Le monde s’écroule sur les sénégalais et personne ne comprend ce qui se passe. Tous ce que ce les sénégalais ont obtenu de hautes luttes est en train d’être foulé aux pieds de la liberté. Le mot « liberté » a un sens dans un pays où les habitants peuvent dire ce qu’ils pensent et aller et revenir librement. Mais la liberté devient de plus en plus étrangère aux sénégalais. Les emprisonnements se multiplient à une vitesse inattendue. Les sénégalais sont acculés dans certains pays d’Afrique et d’Europe, ça peut se comprendre mais qu’ils subissent l’oppression dans leur propre pays, c’est un véritable danger pour l’avenir de la nation. Il y a des erreurs qui marquent l’histoire et qui impactent sur l’avenir du pays. Le pays a besoin de dirigeants forts capables de faire face à tous les changements et surtout d’une justice sereine et indépendante. Mais au Sénégal la justice est confondue au pouvoir exécutif par certains observateurs et c’est difficile de défendre le contraire quand les ministres montent souvent au créneau les premiers pour se prononcer sur certaines questions gérées par la justice.

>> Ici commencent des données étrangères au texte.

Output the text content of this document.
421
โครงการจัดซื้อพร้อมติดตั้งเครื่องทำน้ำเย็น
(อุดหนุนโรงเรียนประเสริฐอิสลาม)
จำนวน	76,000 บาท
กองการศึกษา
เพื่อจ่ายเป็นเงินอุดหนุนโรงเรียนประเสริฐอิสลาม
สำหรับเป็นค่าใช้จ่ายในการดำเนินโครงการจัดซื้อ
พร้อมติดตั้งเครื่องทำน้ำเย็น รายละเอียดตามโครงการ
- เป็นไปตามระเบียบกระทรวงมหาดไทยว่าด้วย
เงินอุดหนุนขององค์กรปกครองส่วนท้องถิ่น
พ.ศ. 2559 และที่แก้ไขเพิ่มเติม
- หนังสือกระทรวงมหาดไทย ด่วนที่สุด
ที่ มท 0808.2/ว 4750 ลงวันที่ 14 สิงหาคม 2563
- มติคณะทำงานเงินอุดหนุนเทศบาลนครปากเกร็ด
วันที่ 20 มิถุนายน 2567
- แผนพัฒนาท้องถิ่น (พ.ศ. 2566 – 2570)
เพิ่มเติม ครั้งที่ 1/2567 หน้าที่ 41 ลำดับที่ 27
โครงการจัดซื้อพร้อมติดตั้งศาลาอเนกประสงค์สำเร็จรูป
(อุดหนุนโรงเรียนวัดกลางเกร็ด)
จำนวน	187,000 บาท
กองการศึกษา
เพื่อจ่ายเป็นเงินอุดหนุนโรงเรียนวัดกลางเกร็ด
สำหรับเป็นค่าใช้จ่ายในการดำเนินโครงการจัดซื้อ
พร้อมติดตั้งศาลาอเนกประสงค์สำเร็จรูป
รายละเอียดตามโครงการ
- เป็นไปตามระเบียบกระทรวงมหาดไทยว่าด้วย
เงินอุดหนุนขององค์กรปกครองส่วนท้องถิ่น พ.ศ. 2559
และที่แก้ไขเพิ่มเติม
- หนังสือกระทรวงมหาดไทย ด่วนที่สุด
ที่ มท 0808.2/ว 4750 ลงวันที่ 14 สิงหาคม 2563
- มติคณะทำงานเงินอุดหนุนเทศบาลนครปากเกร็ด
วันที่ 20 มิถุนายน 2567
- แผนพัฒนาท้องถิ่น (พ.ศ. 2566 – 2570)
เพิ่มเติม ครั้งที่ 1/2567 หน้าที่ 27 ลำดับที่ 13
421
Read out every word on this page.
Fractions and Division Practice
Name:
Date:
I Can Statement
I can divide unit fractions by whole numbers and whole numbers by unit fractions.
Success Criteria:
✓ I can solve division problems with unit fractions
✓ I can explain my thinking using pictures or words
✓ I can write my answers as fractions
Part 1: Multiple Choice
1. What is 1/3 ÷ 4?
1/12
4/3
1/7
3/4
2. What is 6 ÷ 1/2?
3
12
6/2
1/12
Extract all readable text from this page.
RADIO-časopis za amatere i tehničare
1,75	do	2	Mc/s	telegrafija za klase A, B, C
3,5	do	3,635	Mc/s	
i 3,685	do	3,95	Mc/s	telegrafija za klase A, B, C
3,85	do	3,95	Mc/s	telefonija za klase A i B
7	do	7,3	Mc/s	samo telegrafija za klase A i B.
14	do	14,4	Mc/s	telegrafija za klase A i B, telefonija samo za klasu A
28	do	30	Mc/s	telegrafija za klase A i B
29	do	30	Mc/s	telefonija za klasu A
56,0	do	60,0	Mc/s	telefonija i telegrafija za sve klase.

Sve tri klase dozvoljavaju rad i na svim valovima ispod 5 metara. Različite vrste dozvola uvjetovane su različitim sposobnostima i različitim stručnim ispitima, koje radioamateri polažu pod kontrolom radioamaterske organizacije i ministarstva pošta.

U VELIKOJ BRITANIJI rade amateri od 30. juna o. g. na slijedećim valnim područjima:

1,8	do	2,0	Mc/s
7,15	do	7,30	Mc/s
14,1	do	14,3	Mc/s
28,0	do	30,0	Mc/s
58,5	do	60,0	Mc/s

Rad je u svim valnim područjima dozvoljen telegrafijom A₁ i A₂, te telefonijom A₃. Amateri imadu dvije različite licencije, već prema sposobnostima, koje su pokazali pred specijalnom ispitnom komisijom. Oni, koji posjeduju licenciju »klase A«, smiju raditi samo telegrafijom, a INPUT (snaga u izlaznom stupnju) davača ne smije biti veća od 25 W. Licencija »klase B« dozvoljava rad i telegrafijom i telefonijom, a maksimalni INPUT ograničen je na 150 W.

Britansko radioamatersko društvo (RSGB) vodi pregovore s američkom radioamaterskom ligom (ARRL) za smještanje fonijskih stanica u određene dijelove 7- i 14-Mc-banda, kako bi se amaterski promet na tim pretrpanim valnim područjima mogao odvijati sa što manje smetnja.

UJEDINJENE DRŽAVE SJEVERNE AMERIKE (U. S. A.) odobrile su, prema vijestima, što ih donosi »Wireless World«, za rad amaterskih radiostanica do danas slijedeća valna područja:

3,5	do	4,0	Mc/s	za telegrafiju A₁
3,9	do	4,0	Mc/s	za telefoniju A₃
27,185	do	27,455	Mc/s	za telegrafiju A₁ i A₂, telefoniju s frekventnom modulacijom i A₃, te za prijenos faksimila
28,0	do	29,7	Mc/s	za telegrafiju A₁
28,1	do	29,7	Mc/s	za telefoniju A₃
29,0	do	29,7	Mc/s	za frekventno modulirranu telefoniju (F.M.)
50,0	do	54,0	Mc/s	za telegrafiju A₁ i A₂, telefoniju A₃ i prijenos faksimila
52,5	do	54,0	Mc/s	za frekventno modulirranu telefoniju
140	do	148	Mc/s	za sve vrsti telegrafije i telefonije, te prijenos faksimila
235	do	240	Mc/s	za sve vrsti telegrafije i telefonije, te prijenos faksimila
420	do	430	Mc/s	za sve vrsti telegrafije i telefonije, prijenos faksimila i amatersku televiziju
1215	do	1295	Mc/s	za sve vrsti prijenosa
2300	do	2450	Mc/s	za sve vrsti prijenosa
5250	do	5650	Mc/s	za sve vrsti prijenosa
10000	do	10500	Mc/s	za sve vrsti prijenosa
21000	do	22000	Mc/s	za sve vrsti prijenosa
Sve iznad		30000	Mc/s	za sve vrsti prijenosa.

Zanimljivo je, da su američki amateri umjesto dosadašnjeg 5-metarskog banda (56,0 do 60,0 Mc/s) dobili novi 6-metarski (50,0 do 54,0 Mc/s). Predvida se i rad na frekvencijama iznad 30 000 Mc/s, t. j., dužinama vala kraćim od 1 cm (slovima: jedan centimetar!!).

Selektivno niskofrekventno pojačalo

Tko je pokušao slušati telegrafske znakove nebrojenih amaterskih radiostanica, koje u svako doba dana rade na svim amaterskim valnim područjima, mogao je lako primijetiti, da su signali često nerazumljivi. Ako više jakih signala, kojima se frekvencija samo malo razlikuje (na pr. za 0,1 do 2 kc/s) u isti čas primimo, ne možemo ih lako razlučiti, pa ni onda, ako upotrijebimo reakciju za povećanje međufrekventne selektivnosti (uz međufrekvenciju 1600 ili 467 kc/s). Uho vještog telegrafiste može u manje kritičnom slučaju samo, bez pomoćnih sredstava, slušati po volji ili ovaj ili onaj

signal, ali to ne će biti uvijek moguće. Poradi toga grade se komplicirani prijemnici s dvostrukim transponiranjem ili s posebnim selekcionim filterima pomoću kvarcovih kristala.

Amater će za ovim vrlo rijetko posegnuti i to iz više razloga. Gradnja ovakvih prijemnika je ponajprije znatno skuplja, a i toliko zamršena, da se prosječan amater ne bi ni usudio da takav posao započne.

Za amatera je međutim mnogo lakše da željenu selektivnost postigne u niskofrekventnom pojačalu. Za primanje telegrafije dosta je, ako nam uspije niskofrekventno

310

Des ministres qui accusent ou qui prédisent la sanction à venir. On a vu cela dans l’affaire Karim Wade où l’accusé a été plus persécuté par les ministres et autres responsables de la mouvance présidentielle que par les juges. Chacun est procureur et s’autosaisit de l’affaire. Les politiciens ont payé les frais de ce cafouillage juridique et aujourd’hui c’est la presse. On se demande où va le navire Sunugal ? Il va bientôt toucher le fond. Mais les sénégalais épris de justice ne laisseront pas faire. Après la traque sélective des biens mal acquis, c’est au tour des journalistes d’être traqués, harcelés et intimidés par un régime déséquilibré. Le Sénégal recule sur le plan démocratique. Personne n’a le droit, fut-il le plus fort, de dire aux journalistes ce qu’ils doivent dire ou écrire. La voix de sans voix est sérieusement menacée à cause de politiciens qui confondent Angleterre et pomme de terre. Les organisations de la société civile se contentent seulement de dénoncer alors que l’heure est grave. Ces dérapages doivent être combattus par tous les moyens légaux à tout prix pour permettre aux sénégalais de respirer enfin. Mais au fait, où est Y’en a marre, ces minus qui se disent défenseurs des libertés ? Où est le M23, ces persécuteurs de Wade ? Mais Diantre, où est Alioune Tine ?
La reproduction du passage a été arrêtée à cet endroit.